The study, published on arXiv March 23 as CaP-X — a framework encompassing both the evaluation environment (CaP-Gym), the benchmark (CaP-Bench), and two derived agent approaches (CaP-Agent0 and CaP-RL) — is the first systematic evaluation of Code-as-Policy agents for robot manipulation. The core finding is a kind of scaffolding dependency: every model tested performs well when given human-crafted abstractions — high-level primitives like stack_objs_in_order() — but degrades sharply when those priors are removed and the model must generate low-level control code from scratch. The gap between model-generated code and human expert code remains large.
The researchers call this the designer scaffolding problem. The agent in the loop is not the robot — it is the human engineer who decomposed the task in advance. Strip away that scaffolding, and the models struggle.

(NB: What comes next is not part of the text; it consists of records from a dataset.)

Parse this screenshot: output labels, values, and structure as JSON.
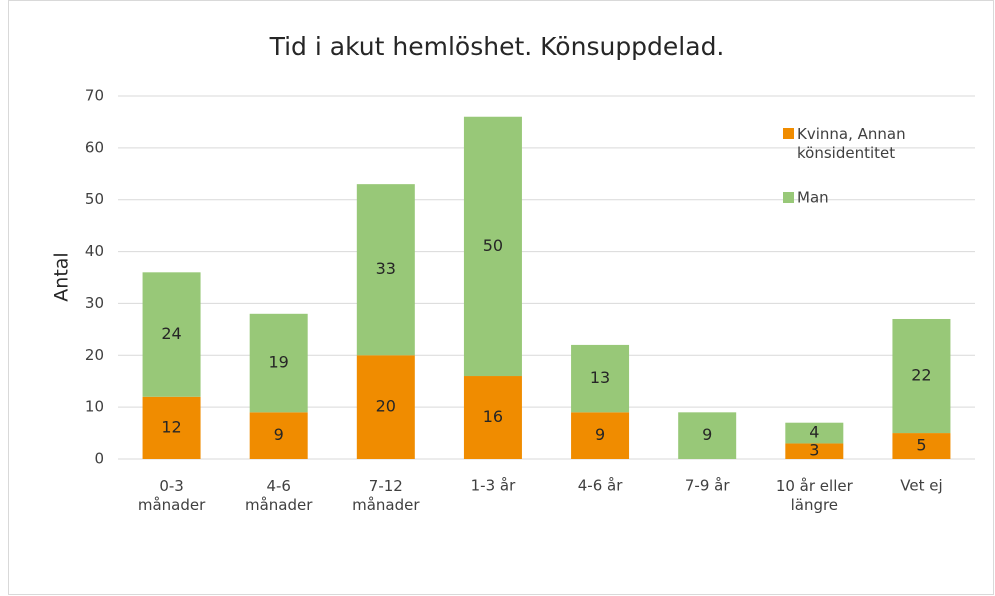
{
  "chart_data": {
    "type": "stacked_bar",
    "title": "Tid i akut hemlöshet. Könsuppdelad.",
    "y_label": "Antal",
    "categories": [
      "0-3\nmånader",
      "4-6\nmånader",
      "7-12\nmånader",
      "1-3 år",
      "4-6 år",
      "7-9 år",
      "10 år eller\nlängre",
      "Vet ej"
    ],
    "series": [
      {
        "name": "Kvinna, Annan\nkönsidentitet",
        "color": "#f08c00",
        "values": [
          12,
          9,
          20,
          16,
          9,
          null,
          3,
          5
        ]
      },
      {
        "name": "Man",
        "color": "#98c878",
        "values": [
          24,
          19,
          33,
          50,
          13,
          9,
          4,
          22
        ]
      }
    ],
    "ylim": [
      0,
      70
    ],
    "yticks": [
      0,
      10,
      20,
      30,
      40,
      50,
      60,
      70
    ],
    "grid": true,
    "legend": "upper right"
  }
}
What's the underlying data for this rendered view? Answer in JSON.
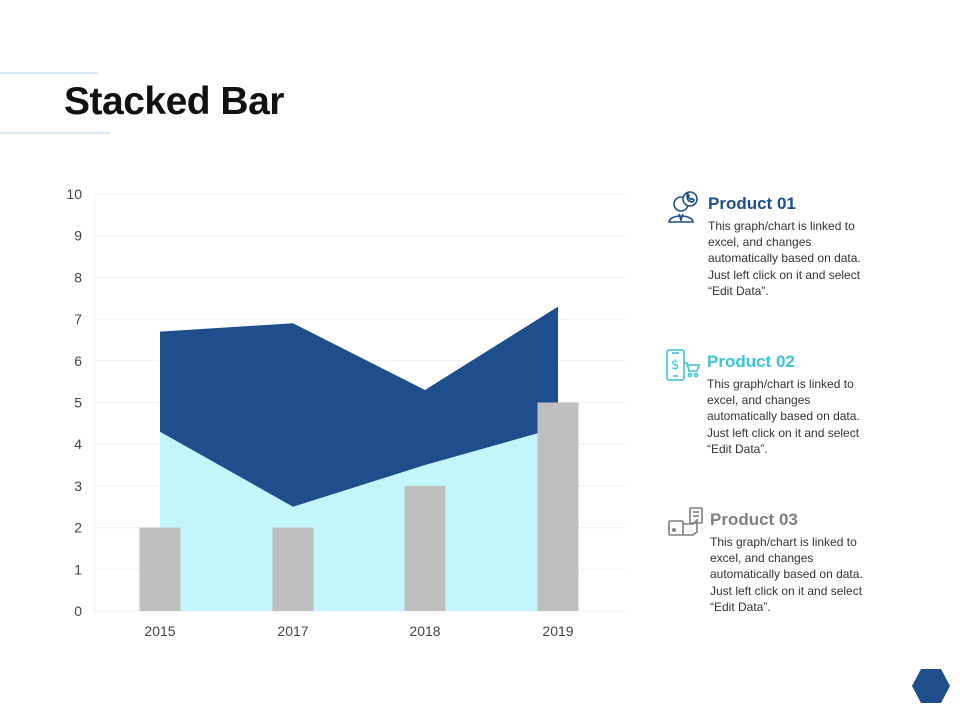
{
  "title": "Stacked Bar",
  "chart_data": {
    "type": "bar",
    "categories": [
      "2015",
      "2017",
      "2018",
      "2019"
    ],
    "ylim": [
      0,
      10
    ],
    "yticks": [
      0,
      1,
      2,
      3,
      4,
      5,
      6,
      7,
      8,
      9,
      10
    ],
    "grid": true,
    "series": [
      {
        "type": "bar",
        "color": "#bfbfbf",
        "values": [
          2,
          2,
          3,
          5
        ]
      },
      {
        "type": "area",
        "color": "#c4f5fb",
        "values": [
          4.3,
          2.5,
          3.5,
          4.4
        ]
      },
      {
        "type": "area",
        "color": "#1f4e8c",
        "values": [
          2.4,
          4.4,
          1.8,
          2.9
        ]
      }
    ],
    "legend_placement": "right"
  },
  "legend": [
    {
      "title": "Product 01",
      "color": "#1f4e8c",
      "icon": "support-agent-icon",
      "description": "This graph/chart is linked to excel, and changes automatically based on data. Just left click on it and select “Edit Data”."
    },
    {
      "title": "Product 02",
      "color": "#3cc3d8",
      "icon": "mobile-shopping-icon",
      "description": "This graph/chart is linked to excel, and changes automatically based on data. Just left click on it and select “Edit Data”."
    },
    {
      "title": "Product 03",
      "color": "#7f7f7f",
      "icon": "hand-money-icon",
      "description": "This graph/chart is linked to excel, and changes automatically based on data. Just left click on it and select “Edit Data”."
    }
  ],
  "accent_color": "#1f4e8c"
}
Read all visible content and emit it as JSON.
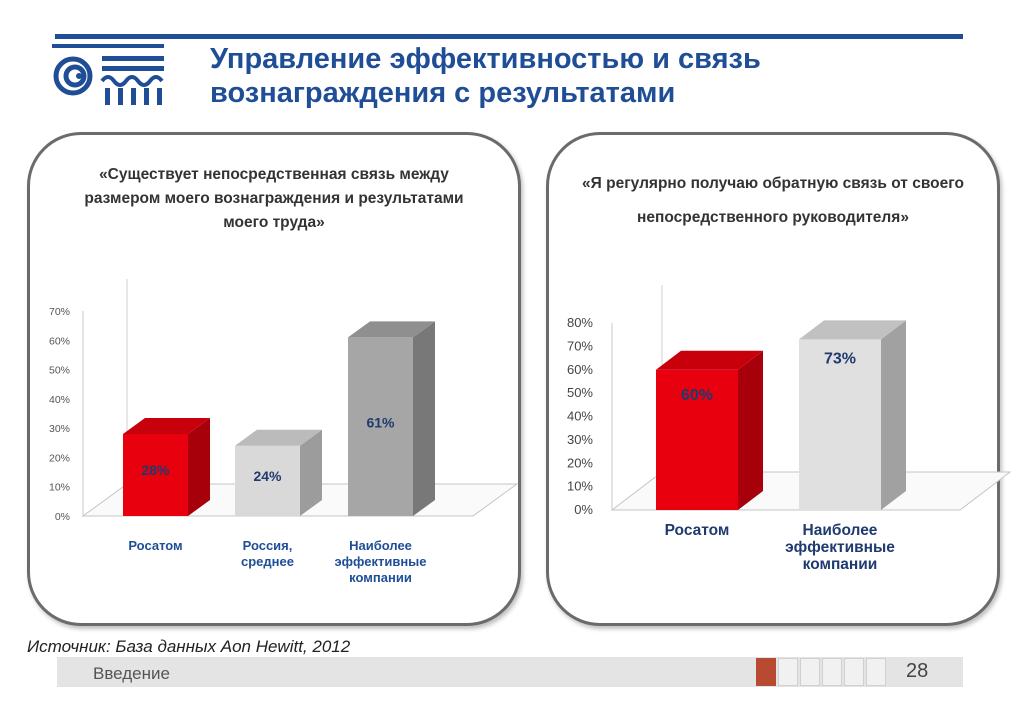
{
  "header": {
    "title_line1": "Управление эффективностью и связь",
    "title_line2": "вознаграждения с результатами"
  },
  "chart_data": [
    {
      "type": "bar",
      "title": "«Существует непосредственная связь между размером моего вознаграждения и результатами моего труда»",
      "title_lines": [
        "«Существует непосредственная связь между",
        "размером моего вознаграждения и результатами",
        "моего труда»"
      ],
      "categories": [
        [
          "Росатом"
        ],
        [
          "Россия,",
          "среднее"
        ],
        [
          "Наиболее",
          "эффективные",
          "компании"
        ]
      ],
      "values": [
        28,
        24,
        61
      ],
      "value_labels": [
        "28%",
        "24%",
        "61%"
      ],
      "ylim": [
        0,
        70
      ],
      "yticks": [
        "0%",
        "10%",
        "20%",
        "30%",
        "40%",
        "50%",
        "60%",
        "70%"
      ],
      "bar_colors": [
        "#e8000e",
        "#d9d9d9",
        "#a6a6a6"
      ]
    },
    {
      "type": "bar",
      "title": "«Я регулярно получаю обратную связь от своего непосредственного руководителя»",
      "title_lines": [
        "«Я регулярно получаю обратную связь от своего",
        "непосредственного руководителя»"
      ],
      "categories": [
        [
          "Росатом"
        ],
        [
          "Наиболее",
          "эффективные",
          "компании"
        ]
      ],
      "values": [
        60,
        73
      ],
      "value_labels": [
        "60%",
        "73%"
      ],
      "ylim": [
        0,
        80
      ],
      "yticks": [
        "0%",
        "10%",
        "20%",
        "30%",
        "40%",
        "50%",
        "60%",
        "70%",
        "80%"
      ],
      "bar_colors": [
        "#e8000e",
        "#e0e0e0"
      ]
    }
  ],
  "source": "Источник: База данных Aon Hewitt, 2012",
  "footer": {
    "section": "Введение",
    "page": "28"
  },
  "colors": {
    "brand_blue": "#1f4e96",
    "accent_red": "#b84a32"
  }
}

What closes the gap? Test-time compute. The team found that scaling agentic computation during execution — through multi-turn interaction, structured execution feedback, visual differencing, automatic skill synthesis, and ensembled reasoning — substantially improved robustness even when agents operated over low-level primitives. In other words: give the model more time to think, try again when it fails, and have it write helper functions on the fly, and performance recovers significantly.
From this, the researchers derived CaP-Agent0, a training-free framework that recovers near human-level reliability on several manipulation tasks by layering multi-turn scaffolding onto existing code-generating models. They also show CaP-RL, where reinforcement learning with verifiable rewards applied to the coding agent itself improves success rates and transfers from simulation to a real robot with minimal sim-to-real gap.
The framing matters. The robotics field has watched code-generating agents succeed in software — SWE-Bench, where models debug real codebases — and asked whether the same approach could work for physical tasks. The answer from CaP-Bench is qualified: yes, but not without the human engineer still in the loop. The scaffolding has not gone away; it has moved from training time to inference time.
For the deployment question — can robots be deployed and reprogrammed by non-experts in the field? — the benchmark provides a honest measurement. Current models need either significant scaffolding or significant compute at runtime. Neither is a showstopper, but neither is the autonomous flexibility the field is hoping for. The human scaffolding problem is real, and it is not solved. It is measured.